Top 10 Man-Friendly Duties
Maybe your fiancé’s excellent handwriting can grace invitation envelopes, or his knack for flower-arranging rivals that of your florist. No? Yours is more a typical guy? Here are 10 tasks he may be inclined to tackle. But before you start assigning, make sure he’s ready and willing!
• Booking a band/DJ and writing up a playlist
• Going for a menu tasting
• Planning the honeymoon
• Keeping track of the finances
• Booking bridal-party transportation
• Creating a signature cocktail
• Keeping track of guest responses
• Registering (especially at a store that features gun scanners)

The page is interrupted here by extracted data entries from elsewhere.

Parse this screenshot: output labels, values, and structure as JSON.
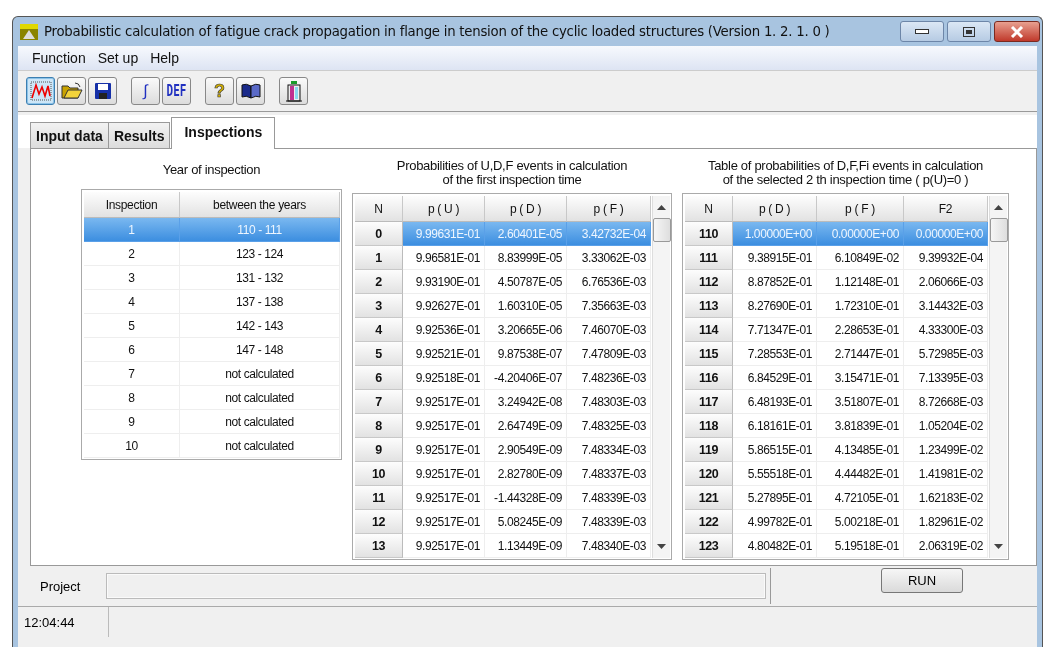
{
  "window": {
    "title": "Probabilistic calculation of fatigue crack propagation in flange in tension of the cyclic loaded structures (Version 1. 2. 1. 0 )"
  },
  "menu": [
    "Function",
    "Set up",
    "Help"
  ],
  "toolbar": [
    {
      "kind": "chart",
      "selected": true
    },
    {
      "kind": "open",
      "selected": false
    },
    {
      "kind": "save",
      "selected": false
    },
    {
      "kind": "integral",
      "label": "∫",
      "selected": false
    },
    {
      "kind": "def",
      "label": "DEF",
      "selected": false
    },
    {
      "kind": "help",
      "label": "?",
      "selected": false
    },
    {
      "kind": "book",
      "selected": false
    },
    {
      "kind": "door",
      "selected": false
    }
  ],
  "tabs": [
    {
      "label": "Input data",
      "selected": false
    },
    {
      "label": "Results",
      "selected": false
    },
    {
      "label": "Inspections",
      "selected": true
    }
  ],
  "inspections": {
    "title": [
      "Year of inspection"
    ],
    "columns": [
      "Inspection",
      "between the years"
    ],
    "rows": [
      {
        "cells": [
          "1",
          "110 - 111"
        ],
        "selected": true
      },
      {
        "cells": [
          "2",
          "123 - 124"
        ],
        "selected": false
      },
      {
        "cells": [
          "3",
          "131 - 132"
        ],
        "selected": false
      },
      {
        "cells": [
          "4",
          "137 - 138"
        ],
        "selected": false
      },
      {
        "cells": [
          "5",
          "142 - 143"
        ],
        "selected": false
      },
      {
        "cells": [
          "6",
          "147 - 148"
        ],
        "selected": false
      },
      {
        "cells": [
          "7",
          "not calculated"
        ],
        "selected": false
      },
      {
        "cells": [
          "8",
          "not calculated"
        ],
        "selected": false
      },
      {
        "cells": [
          "9",
          "not calculated"
        ],
        "selected": false
      },
      {
        "cells": [
          "10",
          "not calculated"
        ],
        "selected": false
      }
    ]
  },
  "first_inspection": {
    "title": [
      "Probabilities of U,D,F events in calculation",
      "of the first inspection time"
    ],
    "columns": [
      "N",
      "p ( U )",
      "p ( D )",
      "p ( F )"
    ],
    "rows": [
      {
        "cells": [
          "0",
          "9.99631E-01",
          "2.60401E-05",
          "3.42732E-04"
        ],
        "selected": true
      },
      {
        "cells": [
          "1",
          "9.96581E-01",
          "8.83999E-05",
          "3.33062E-03"
        ],
        "selected": false
      },
      {
        "cells": [
          "2",
          "9.93190E-01",
          "4.50787E-05",
          "6.76536E-03"
        ],
        "selected": false
      },
      {
        "cells": [
          "3",
          "9.92627E-01",
          "1.60310E-05",
          "7.35663E-03"
        ],
        "selected": false
      },
      {
        "cells": [
          "4",
          "9.92536E-01",
          "3.20665E-06",
          "7.46070E-03"
        ],
        "selected": false
      },
      {
        "cells": [
          "5",
          "9.92521E-01",
          "9.87538E-07",
          "7.47809E-03"
        ],
        "selected": false
      },
      {
        "cells": [
          "6",
          "9.92518E-01",
          "-4.20406E-07",
          "7.48236E-03"
        ],
        "selected": false
      },
      {
        "cells": [
          "7",
          "9.92517E-01",
          "3.24942E-08",
          "7.48303E-03"
        ],
        "selected": false
      },
      {
        "cells": [
          "8",
          "9.92517E-01",
          "2.64749E-09",
          "7.48325E-03"
        ],
        "selected": false
      },
      {
        "cells": [
          "9",
          "9.92517E-01",
          "2.90549E-09",
          "7.48334E-03"
        ],
        "selected": false
      },
      {
        "cells": [
          "10",
          "9.92517E-01",
          "2.82780E-09",
          "7.48337E-03"
        ],
        "selected": false
      },
      {
        "cells": [
          "11",
          "9.92517E-01",
          "-1.44328E-09",
          "7.48339E-03"
        ],
        "selected": false
      },
      {
        "cells": [
          "12",
          "9.92517E-01",
          "5.08245E-09",
          "7.48339E-03"
        ],
        "selected": false
      },
      {
        "cells": [
          "13",
          "9.92517E-01",
          "1.13449E-09",
          "7.48340E-03"
        ],
        "selected": false
      }
    ]
  },
  "selected_inspection": {
    "title": [
      "Table of probabilities of D,F,Fi events in calculation",
      "of the selected  2 th  inspection time ( p(U)=0 )"
    ],
    "columns": [
      "N",
      "p ( D )",
      "p ( F )",
      "F2"
    ],
    "rows": [
      {
        "cells": [
          "110",
          "1.00000E+00",
          "0.00000E+00",
          "0.00000E+00"
        ],
        "selected": true
      },
      {
        "cells": [
          "111",
          "9.38915E-01",
          "6.10849E-02",
          "9.39932E-04"
        ],
        "selected": false
      },
      {
        "cells": [
          "112",
          "8.87852E-01",
          "1.12148E-01",
          "2.06066E-03"
        ],
        "selected": false
      },
      {
        "cells": [
          "113",
          "8.27690E-01",
          "1.72310E-01",
          "3.14432E-03"
        ],
        "selected": false
      },
      {
        "cells": [
          "114",
          "7.71347E-01",
          "2.28653E-01",
          "4.33300E-03"
        ],
        "selected": false
      },
      {
        "cells": [
          "115",
          "7.28553E-01",
          "2.71447E-01",
          "5.72985E-03"
        ],
        "selected": false
      },
      {
        "cells": [
          "116",
          "6.84529E-01",
          "3.15471E-01",
          "7.13395E-03"
        ],
        "selected": false
      },
      {
        "cells": [
          "117",
          "6.48193E-01",
          "3.51807E-01",
          "8.72668E-03"
        ],
        "selected": false
      },
      {
        "cells": [
          "118",
          "6.18161E-01",
          "3.81839E-01",
          "1.05204E-02"
        ],
        "selected": false
      },
      {
        "cells": [
          "119",
          "5.86515E-01",
          "4.13485E-01",
          "1.23499E-02"
        ],
        "selected": false
      },
      {
        "cells": [
          "120",
          "5.55518E-01",
          "4.44482E-01",
          "1.41981E-02"
        ],
        "selected": false
      },
      {
        "cells": [
          "121",
          "5.27895E-01",
          "4.72105E-01",
          "1.62183E-02"
        ],
        "selected": false
      },
      {
        "cells": [
          "122",
          "4.99782E-01",
          "5.00218E-01",
          "1.82961E-02"
        ],
        "selected": false
      },
      {
        "cells": [
          "123",
          "4.80482E-01",
          "5.19518E-01",
          "2.06319E-02"
        ],
        "selected": false
      }
    ]
  },
  "project": {
    "label": "Project",
    "run_button": "RUN"
  },
  "status_bar": {
    "time": "12:04:44"
  }
}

• Giving you a stress-relief massage (and receiving one for himself!)
• Planning the rehearsal dinner
When Amy Lutzky, 27, of Washington, D.C., was planning her November 2000 wedding, details threatened to overwhelm her. To ease some of Amy's anxiety, she and her fiancé, Steve, met with a wedding planner. "I didn't know if Steve understood how much work was involved, until the planner started listing all the tiny details, from the color of the linens to the seating chart," says Amy. After that meeting, Steve offered to pitch in—and did enough so that they no longer needed outside assistance.

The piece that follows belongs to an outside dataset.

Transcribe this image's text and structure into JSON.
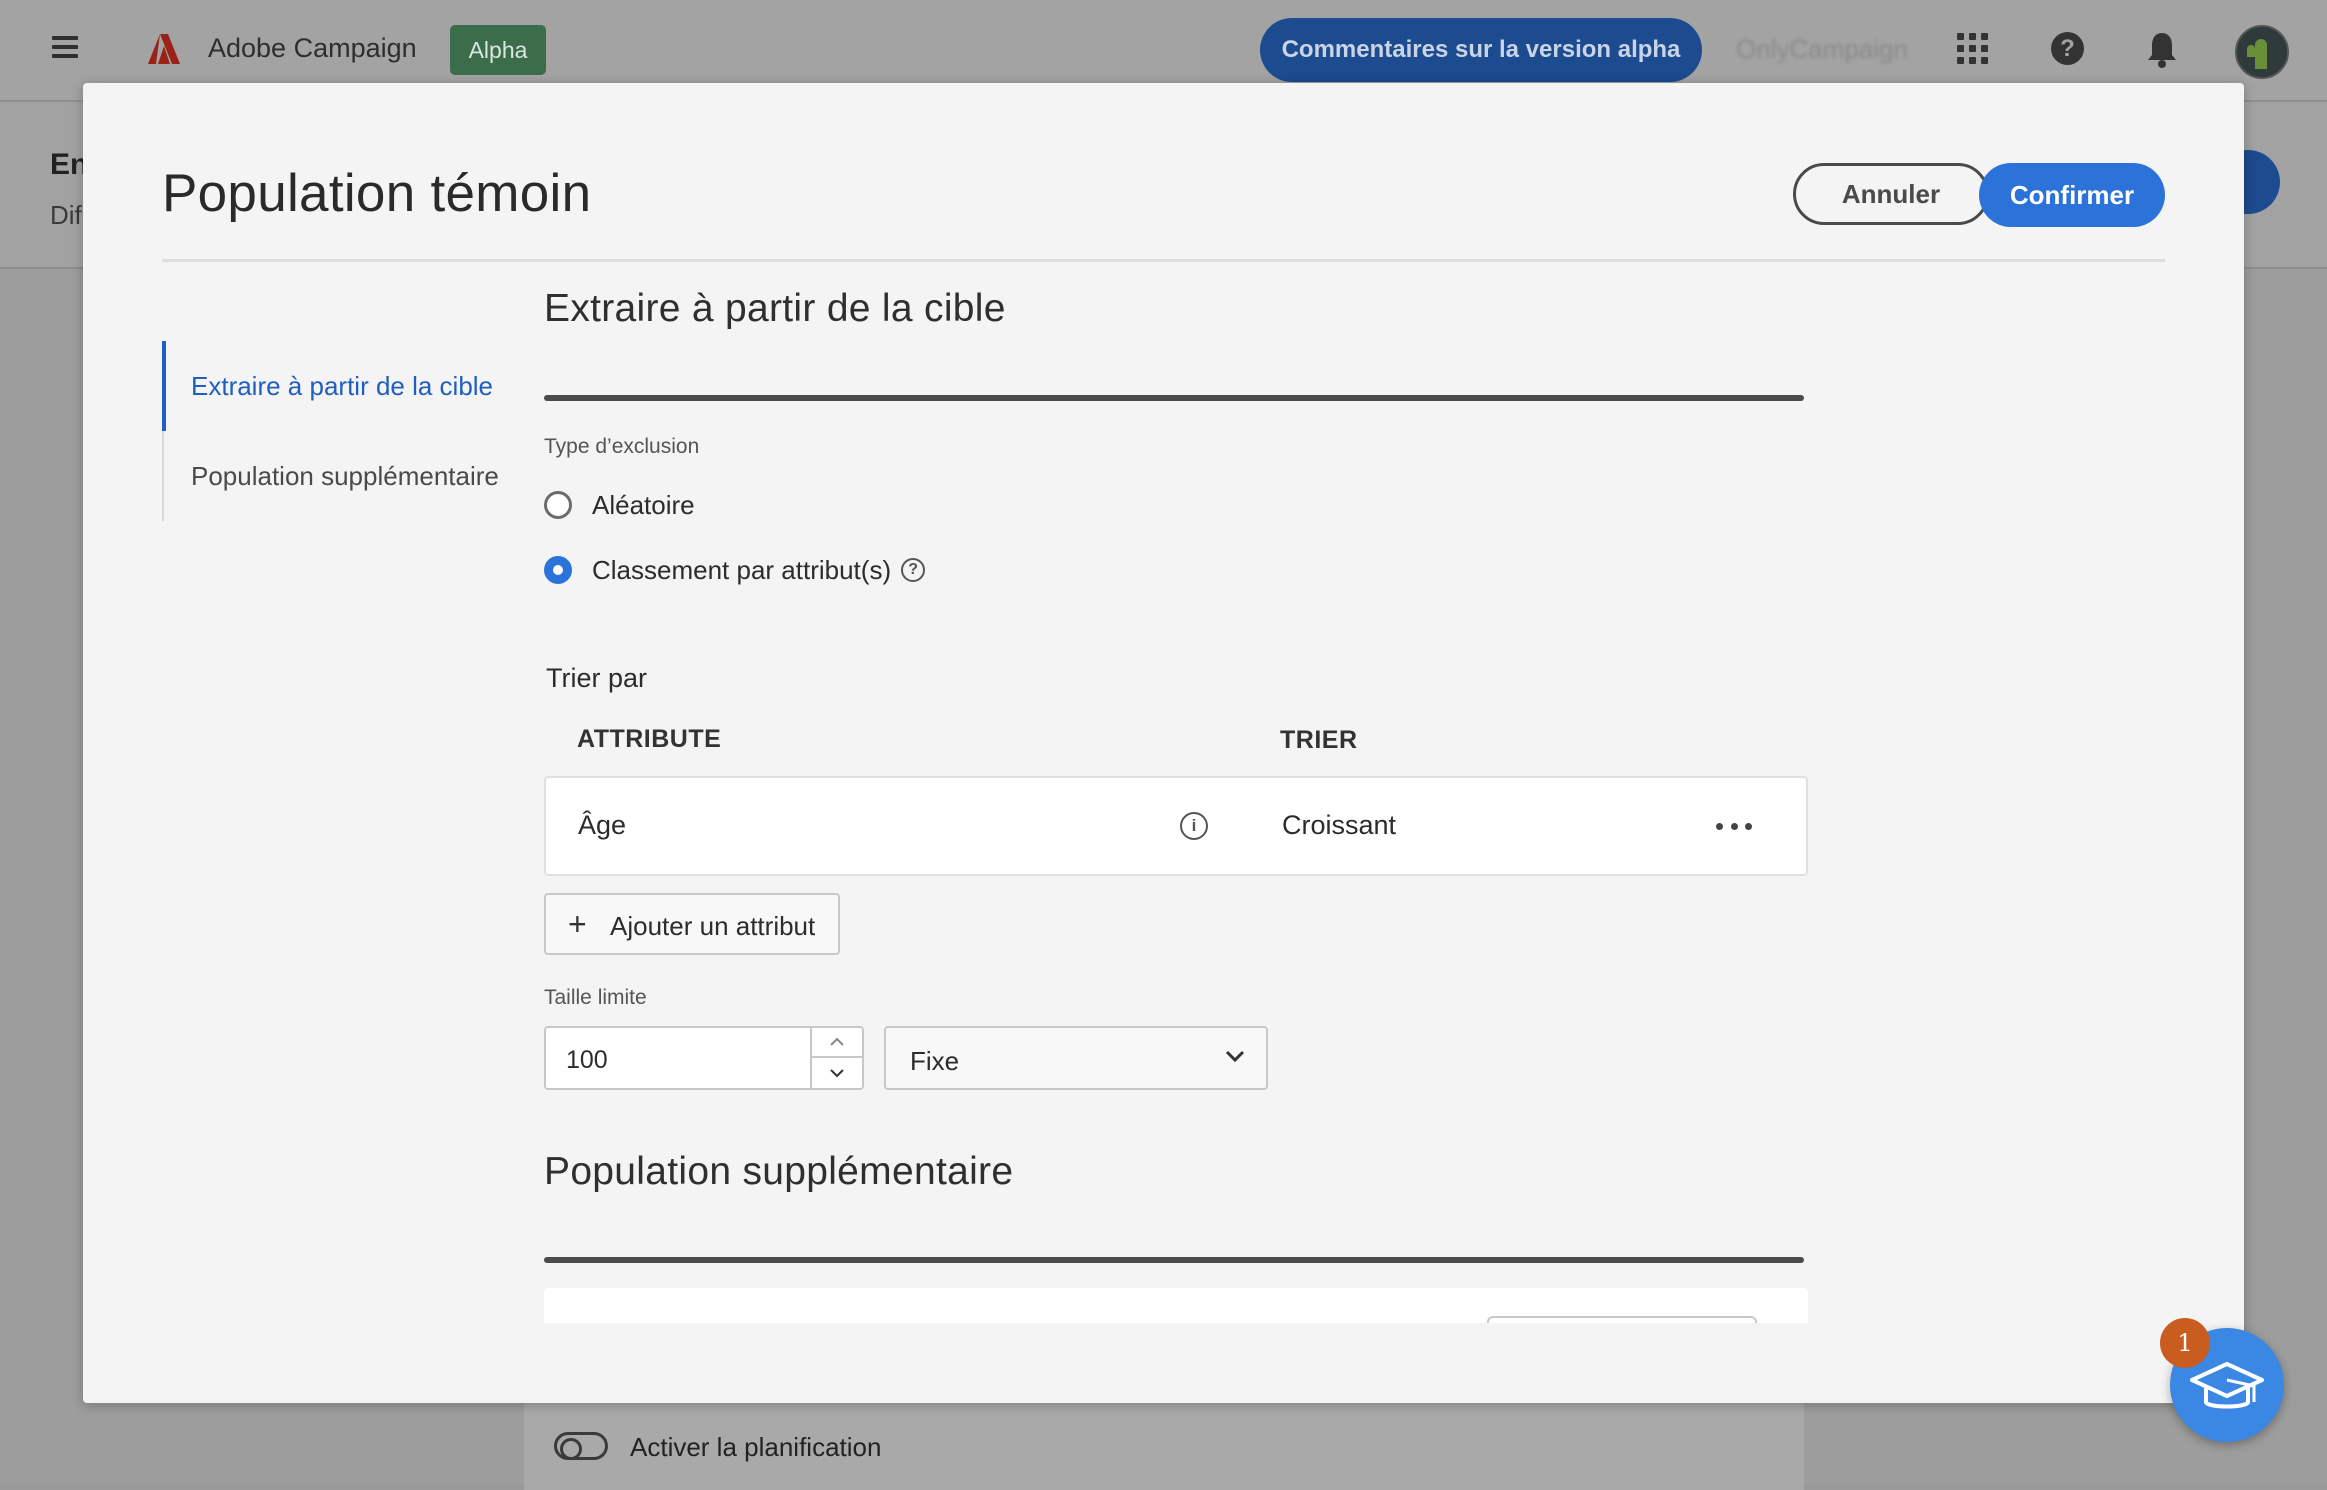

Is your fiancé an accountant? Have him draw up a budget. If he's a writer, put him in charge of the vows or the invitation wording. In setting up a two-person plan of attack early on, Rachel Lipkin, 25, of Framingham, Massachusetts, asked her fiancé, David, which tasks sparked his interests or enthusiasm—then asked if he would mind committing to them, start to finish. "David loves photography, and he's good at it, so he really wanted to meet all the photographers and see their work before we chose someone. And I was pleasantly surprised at how important choosing the reception location and the band's playlist were to him, too," says Rachel. Tip: Proceed with an open mind. You never know what might grab his interest.

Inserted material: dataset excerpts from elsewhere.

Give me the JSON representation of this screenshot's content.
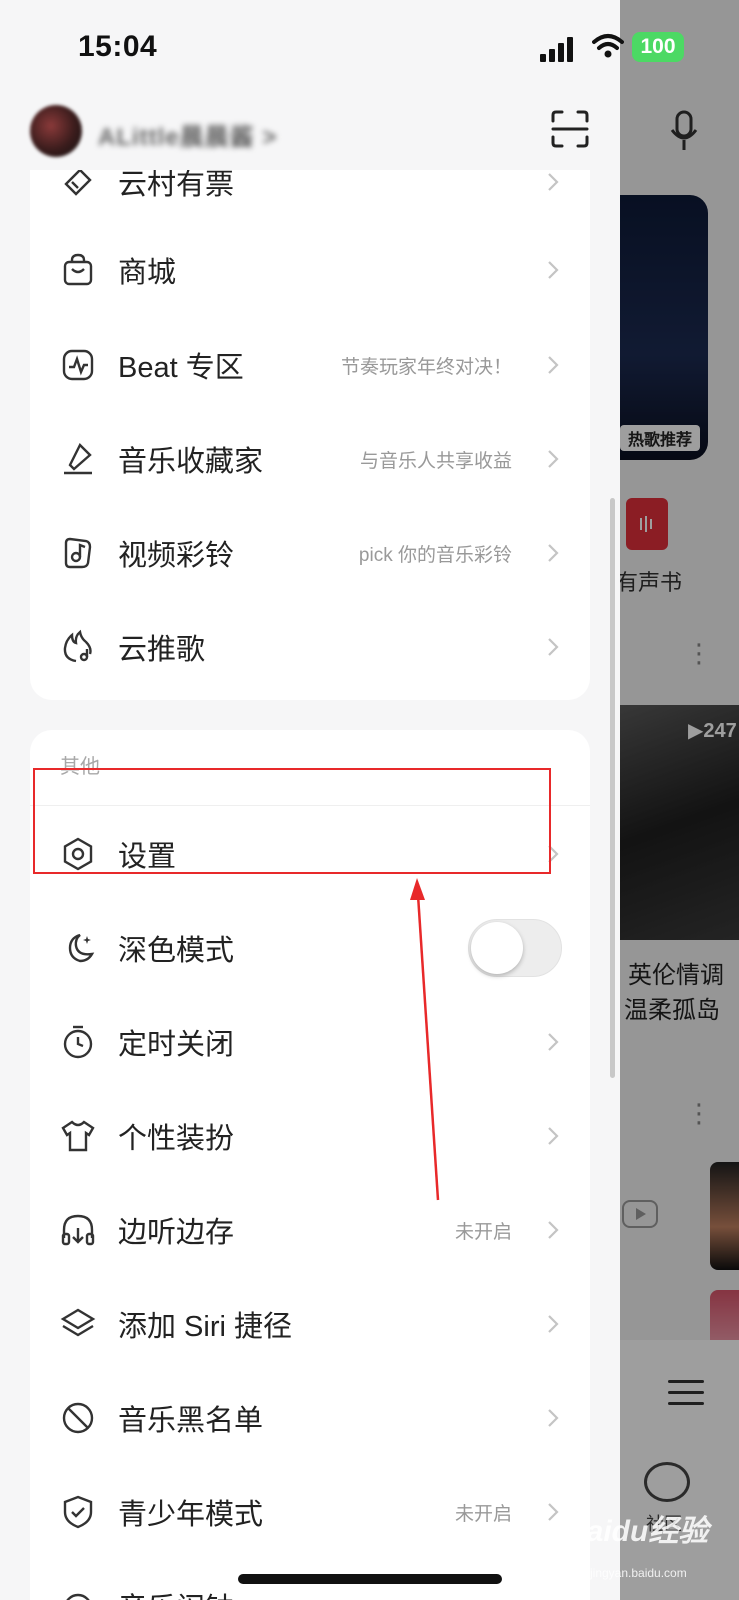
{
  "status_bar": {
    "time": "15:04",
    "battery": "100"
  },
  "header": {
    "username": "ALittle晨晨酱 >"
  },
  "menu_card_1": {
    "items": [
      {
        "label": "云村有票",
        "hint": ""
      },
      {
        "label": "商城",
        "hint": ""
      },
      {
        "label": "Beat 专区",
        "hint": "节奏玩家年终对决！"
      },
      {
        "label": "音乐收藏家",
        "hint": "与音乐人共享收益"
      },
      {
        "label": "视频彩铃",
        "hint": "pick 你的音乐彩铃"
      },
      {
        "label": "云推歌",
        "hint": ""
      }
    ]
  },
  "menu_card_2": {
    "section_title": "其他",
    "items": [
      {
        "label": "设置",
        "hint": ""
      },
      {
        "label": "深色模式",
        "hint": "",
        "toggle": false
      },
      {
        "label": "定时关闭",
        "hint": ""
      },
      {
        "label": "个性装扮",
        "hint": ""
      },
      {
        "label": "边听边存",
        "hint": "未开启"
      },
      {
        "label": "添加 Siri 捷径",
        "hint": ""
      },
      {
        "label": "音乐黑名单",
        "hint": ""
      },
      {
        "label": "青少年模式",
        "hint": "未开启"
      },
      {
        "label": "音乐闹钟",
        "hint": ""
      }
    ]
  },
  "background_app": {
    "banner_badge": "热歌推荐",
    "audiobook_label": "有声书",
    "play_count": "▶247",
    "playlist_title_line1": "英伦情调",
    "playlist_title_line2": "温柔孤岛",
    "community_label": "社区"
  },
  "watermark": {
    "text": "Baidu经验",
    "sub": "jingyan.baidu.com"
  },
  "colors": {
    "highlight": "#e8292a",
    "accent": "#e0303b"
  }
}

Before you start planning that fantasy-fuelled extravaganza, stop. Forget the whole wedding idea for a minute. Sit down with your fiancé and pretend you're planning a New Year's Eve or birthday party instead. What would be the most important aspect of your shindig? What would you spend the most money on? What's relatively less important? "If you approach it—for a few minutes, anyway—as a laid-back party that the two of you are throwing together, it becomes less intimidating, and you'll get more involvement, input and help from your guy," says Blum.